I’ve always been intrigued by other religions. Being raised Southern Baptist, I grew up well assured that “we” were totally normal and “they” were, let’s just say, different (and, for that matter, going straight to hell). “We” got all dressed up to get dunked in a big bathtub embedded in the church wall above the alter. We drank Welch’s grape juice out of skinny little jiggers and called it the blood of Christ. We donned long cotton skirts in the summer and took bus treks into the interior of Mexico to entice the local muchachos to escuela de la Biblica, spreading the gospel according to Jesus (Hey Sous).
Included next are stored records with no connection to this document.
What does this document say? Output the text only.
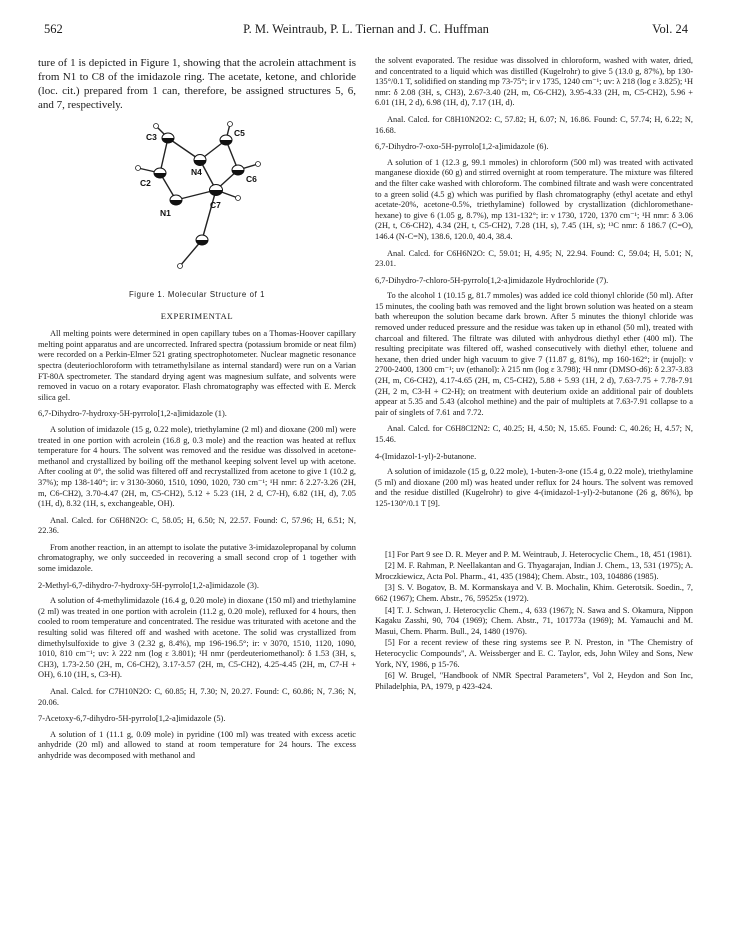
562	P. M. Weintraub, P. L. Tiernan and J. C. Huffman	Vol. 24

ture of 1 is depicted in Figure 1, showing that the acrolein attachment is from N1 to C8 of the imidazole ring. The acetate, ketone, and chloride (loc. cit.) prepared from 1 can, therefore, be assigned structures 5, 6, and 7, respectively.

C3	C5
N4
C6
C2
C7
N1
Figure 1. Molecular Structure of 1
EXPERIMENTAL

All melting points were determined in open capillary tubes on a Thomas-Hoover capillary melting point apparatus and are uncorrected. Infrared spectra (potassium bromide or neat film) were recorded on a Perkin-Elmer 521 grating spectrophotometer. Nuclear magnetic resonance spectra (deuteriochloroform with tetramethylsilane as internal standard) were run on a Varian FT-80A spectrometer. The standard drying agent was magnesium sulfate, and solvents were removed in vacuo on a rotary evaporator. Flash chromatography was effected with E. Merck silica gel.

6,7-Dihydro-7-hydroxy-5H-pyrrolo[1,2-a]imidazole (1).

A solution of imidazole (15 g, 0.22 mole), triethylamine (2 ml) and dioxane (200 ml) were treated in one portion with acrolein (16.8 g, 0.3 mole) and the reaction was heated at reflux temperature for 4 hours. The solvent was removed and the residue was dissolved in acetone-methanol and crystallized by boiling off the methanol keeping solvent level up with acetone. After cooling at 0°, the solid was filtered off and recrystallized from acetone to give 1 (10.2 g, 37%); mp 138-140°; ir: ν 3130-3060, 1510, 1090, 1020, 730 cm⁻¹; ¹H nmr: δ 2.27-3.26 (2H, m, C6-CH2), 3.70-4.47 (2H, m, C5-CH2), 5.12 + 5.23 (1H, 2 d, C7-H), 6.82 (1H, d), 7.05 (1H, d), 8.32 (1H, s, exchangeable, OH).

Anal. Calcd. for C6H8N2O: C, 58.05; H, 6.50; N, 22.57. Found: C, 57.96; H, 6.51; N, 22.36.

From another reaction, in an attempt to isolate the putative 3-imidazolepropanal by column chromatography, we only succeeded in recovering a small second crop of 1 together with some imidazole.

2-Methyl-6,7-dihydro-7-hydroxy-5H-pyrrolo[1,2-a]imidazole (3).

A solution of 4-methylimidazole (16.4 g, 0.20 mole) in dioxane (150 ml) and triethylamine (2 ml) was treated in one portion with acrolein (11.2 g, 0.20 mole), refluxed for 4 hours, then cooled to room temperature and concentrated. The residue was triturated with acetone and the resulting solid was filtered off and washed with acetone. The solid was crystallized from dimethylsulfoxide to give 3 (2.32 g, 8.4%), mp 196-196.5°; ir: ν 3070, 1510, 1120, 1090, 1010, 810 cm⁻¹; uv: λ 222 nm (log ε 3.801); ¹H nmr (perdeuteriomethanol): δ 1.53 (3H, s, CH3), 1.73-2.50 (2H, m, C6-CH2), 3.17-3.57 (2H, m, C5-CH2), 4.25-4.45 (2H, m, C7-H + OH), 6.10 (1H, s, C3-H).

Anal. Calcd. for C7H10N2O: C, 60.85; H, 7.30; N, 20.27. Found: C, 60.86; N, 7.36; N, 20.06.

7-Acetoxy-6,7-dihydro-5H-pyrrolo[1,2-a]imidazole (5).

A solution of 1 (11.1 g, 0.09 mole) in pyridine (100 ml) was treated with excess acetic anhydride (20 ml) and allowed to stand at room temperature for 24 hours. The excess anhydride was decomposed with methanol and

the solvent evaporated. The residue was dissolved in chloroform, washed with water, dried, and concentrated to a liquid which was distilled (Kugelrohr) to give 5 (13.0 g, 87%), bp 130-135°/0.1 T, solidified on standing mp 73-75°; ir ν 1735, 1240 cm⁻¹; uv: λ 218 (log ε 3.825); ¹H nmr: δ 2.08 (3H, s, CH3), 2.67-3.40 (2H, m, C6-CH2), 3.95-4.33 (2H, m, C5-CH2), 5.96 + 6.01 (1H, 2 d), 6.98 (1H, d), 7.17 (1H, d).

Anal. Calcd. for C8H10N2O2: C, 57.82; H, 6.07; N, 16.86. Found: C, 57.74; H, 6.22; N, 16.68.

6,7-Dihydro-7-oxo-5H-pyrrolo[1,2-a]imidazole (6).

A solution of 1 (12.3 g, 99.1 mmoles) in chloroform (500 ml) was treated with activated manganese dioxide (60 g) and stirred overnight at room temperature. The mixture was filtered and the filter cake washed with chloroform. The combined filtrate and wash were concentrated to a green solid (4.5 g) which was purified by flash chromatography (ethyl acetate and ethyl acetate-20%, acetone-0.5%, triethylamine) followed by crystallization (dichloromethane-hexane) to give 6 (1.05 g, 8.7%), mp 131-132°; ir: ν 1730, 1720, 1370 cm⁻¹; ¹H nmr: δ 3.06 (2H, t, C6-CH2), 4.34 (2H, t, C5-CH2), 7.28 (1H, s), 7.45 (1H, s); ¹³C nmr: δ 186.7 (C=O), 146.4 (N-C=N), 138.6, 120.0, 40.4, 38.4.

Anal. Calcd. for C6H6N2O: C, 59.01; H, 4.95; N, 22.94. Found: C, 59.04; H, 5.01; N, 23.01.

6,7-Dihydro-7-chloro-5H-pyrrolo[1,2-a]imidazole Hydrochloride (7).

To the alcohol 1 (10.15 g, 81.7 mmoles) was added ice cold thionyl chloride (50 ml). After 15 minutes, the cooling bath was removed and the light brown solution was heated on a steam bath whereupon the solution became dark brown. After 5 minutes the thionyl chloride was removed under reduced pressure and the residue was taken up in ethanol (50 ml), treated with charcoal and filtered. The filtrate was diluted with anhydrous diethyl ether (400 ml). The resulting precipitate was filtered off, washed consecutively with diethyl ether, toluene and hexane, then dried under high vacuum to give 7 (11.87 g, 81%), mp 160-162°; ir (nujol): ν 2700-2400, 1300 cm⁻¹; uv (ethanol): λ 215 nm (log ε 3.798); ¹H nmr (DMSO-d6): δ 2.37-3.83 (2H, m, C6-CH2), 4.17-4.65 (2H, m, C5-CH2), 5.88 + 5.93 (1H, 2 d), 7.63-7.75 + 7.78-7.91 (2H, 2 m, C3-H + C2-H); on treatment with deuterium oxide an additional pair of doublets appear at 5.35 and 5.43 (alcohol methine) and the pair of multiplets at 7.63-7.91 collapse to a pair of singlets of 7.61 and 7.72.

Anal. Calcd. for C6H8Cl2N2: C, 40.25; H, 4.50; N, 15.65. Found: C, 40.26; H, 4.57; N, 15.46.

4-(Imidazol-1-yl)-2-butanone.

A solution of imidazole (15 g, 0.22 mole), 1-buten-3-one (15.4 g, 0.22 mole), triethylamine (5 ml) and dioxane (200 ml) was heated under reflux for 24 hours. The solvent was removed and the residue distilled (Kugelrohr) to give 4-(imidazol-1-yl)-2-butanone (26 g, 86%), bp 125-130°/0.1 T [9].

[1] For Part 9 see D. R. Meyer and P. M. Weintraub, J. Heterocyclic Chem., 18, 451 (1981).

[2] M. F. Rahman, P. Neellakantan and G. Thyagarajan, Indian J. Chem., 13, 531 (1975); A. Mroczkiewicz, Acta Pol. Pharm., 41, 435 (1984); Chem. Abstr., 103, 104886 (1985).

[3] S. V. Bogatov, B. M. Kormanskaya and V. B. Mochalin, Khim. Geterotsik. Soedin., 7, 662 (1967); Chem. Abstr., 76, 59525x (1972).

[4] T. J. Schwan, J. Heterocyclic Chem., 4, 633 (1967); N. Sawa and S. Okamura, Nippon Kagaku Zasshi, 90, 704 (1969); Chem. Abstr., 71, 101773a (1969); M. Yamauchi and M. Masui, Chem. Pharm. Bull., 24, 1480 (1976).

[5] For a recent review of these ring systems see P. N. Preston, in "The Chemistry of Heterocyclic Compounds", A. Weissberger and E. C. Taylor, eds, John Wiley and Sons, New York, NY, 1986, p 15-76.

[6] W. Brugel, "Handbook of NMR Spectral Parameters", Vol 2, Heydon and Son Inc, Philadelphia, PA, 1979, p 423-424.
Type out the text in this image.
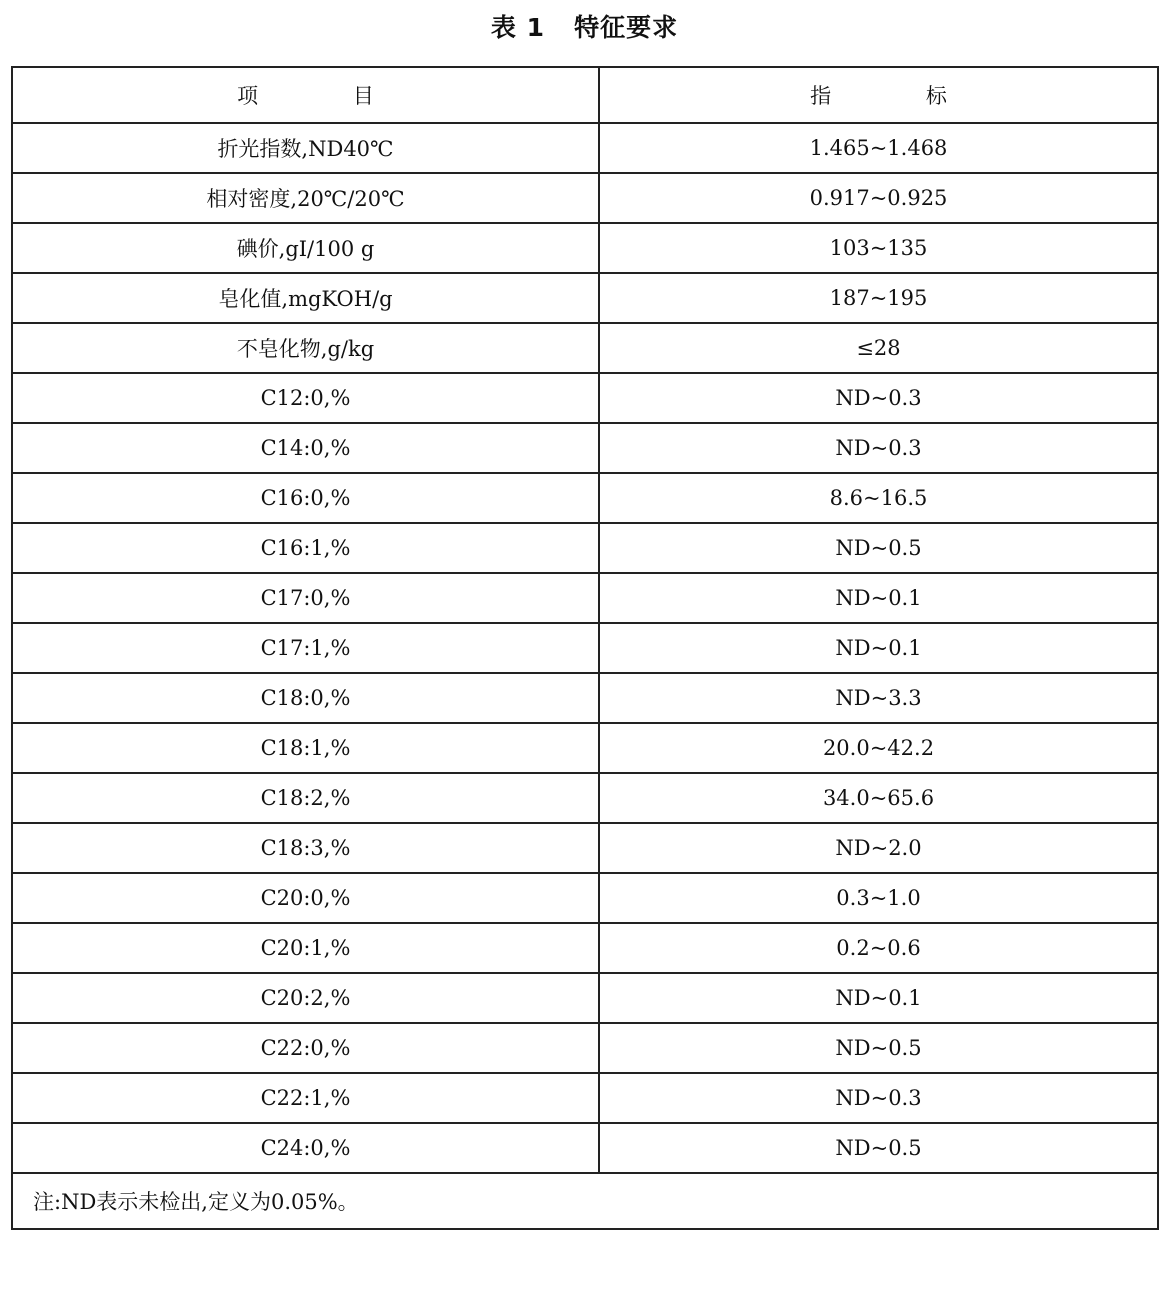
表 1   特征要求
项 目	指 标
折光指数,ND40℃	1.465~1.468
相对密度,20℃/20℃	0.917~0.925
碘价,gI/100 g	103~135
皂化值,mgKOH/g	187~195
不皂化物,g/kg	≤28
C12:0,%	ND~0.3
C14:0,%	ND~0.3
C16:0,%	8.6~16.5
C16:1,%	ND~0.5
C17:0,%	ND~0.1
C17:1,%	ND~0.1
C18:0,%	ND~3.3
C18:1,%	20.0~42.2
C18:2,%	34.0~65.6
C18:3,%	ND~2.0
C20:0,%	0.3~1.0
C20:1,%	0.2~0.6
C20:2,%	ND~0.1
C22:0,%	ND~0.5
C22:1,%	ND~0.3
C24:0,%	ND~0.5
注:ND表示未检出,定义为0.05%。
“They” were the Moonies and Hare Krishnas I encountered at various airports and sporting events, foisting their pamphlets and top-knots and hand-twisted flowers in my face. The Hasidic Jews I gawked at with their yamakas and long dark beards and old world jackets. They were my buddies, the Catholics, rhythmically counting rosary beads, purging their sins to men behind screens, praying to statues (and sometimes potato chips and water stains) and relying on the concept of God’s waiting room, purgatory. They were the red door Episcopalians and those Jews. Shhh. It wasn’t until I was in college that I learned that “Jew” wasn’t an insult. Imagine my surprise when someone broke the news to me that Jesus was a Jew.


I’ve held my breath around Muslims bent to the ground on their knees, the original compass. Then I was greeted with Tom Cruise shrieking like a banshee on Oprah because he was in love with a girl and a lucrative religion called Scientology. Certainly can’t leave out those Mormons with their door-to-door missionaries dressed like dinner waiters, the off-shoot of the LDS with their multiple wives (some of whom have actually reached puberty). And the Church of Christ has acted as such a universal repellent to the thinking man that most of my favorite atheists got their formal training within their walls.


All in the name of God. Or Allah, Jesus, Jehovah, Buddha – the list is infinite. Each worshiper feeling divinely inspired and righteous in finding the one true path and each one looking askant at other worshipers who have yet to see the light of their personal god. And in these parts, it’s Jesus. So prevalent is Christianity that newspapers print unintelligible religious tirades on their opinion pages and politicians wrap themselves in the Bible and refuse to honor the separation of church and state – even though it was offered as religious protection to them.


And they don’t see the irony. Our crafty governor hosts exclusionary prayer rallies with religious hate groups and inserts his god into the Texas pledge of allegiance. Can you imagine the bedlam had the paper printed an opinion piece stating that we are all children of Allah, quoting the Quran, or if the government placed a menorah on our currency? It’s not going to happen. Nor should it. Religion has it’s place – in churches and temples and synagogues. In homes and hearts. But not in public and certainly not in politics.


Man is the only religious animal. He is the only animal that has the True Religion – several of them. He is the only animal that loves his neighbor as himself and cuts his throat if his theology isn’t straight. He has made a graveyard of the globe in trying his honest best to smooth his brother’s path to happiness and heaven.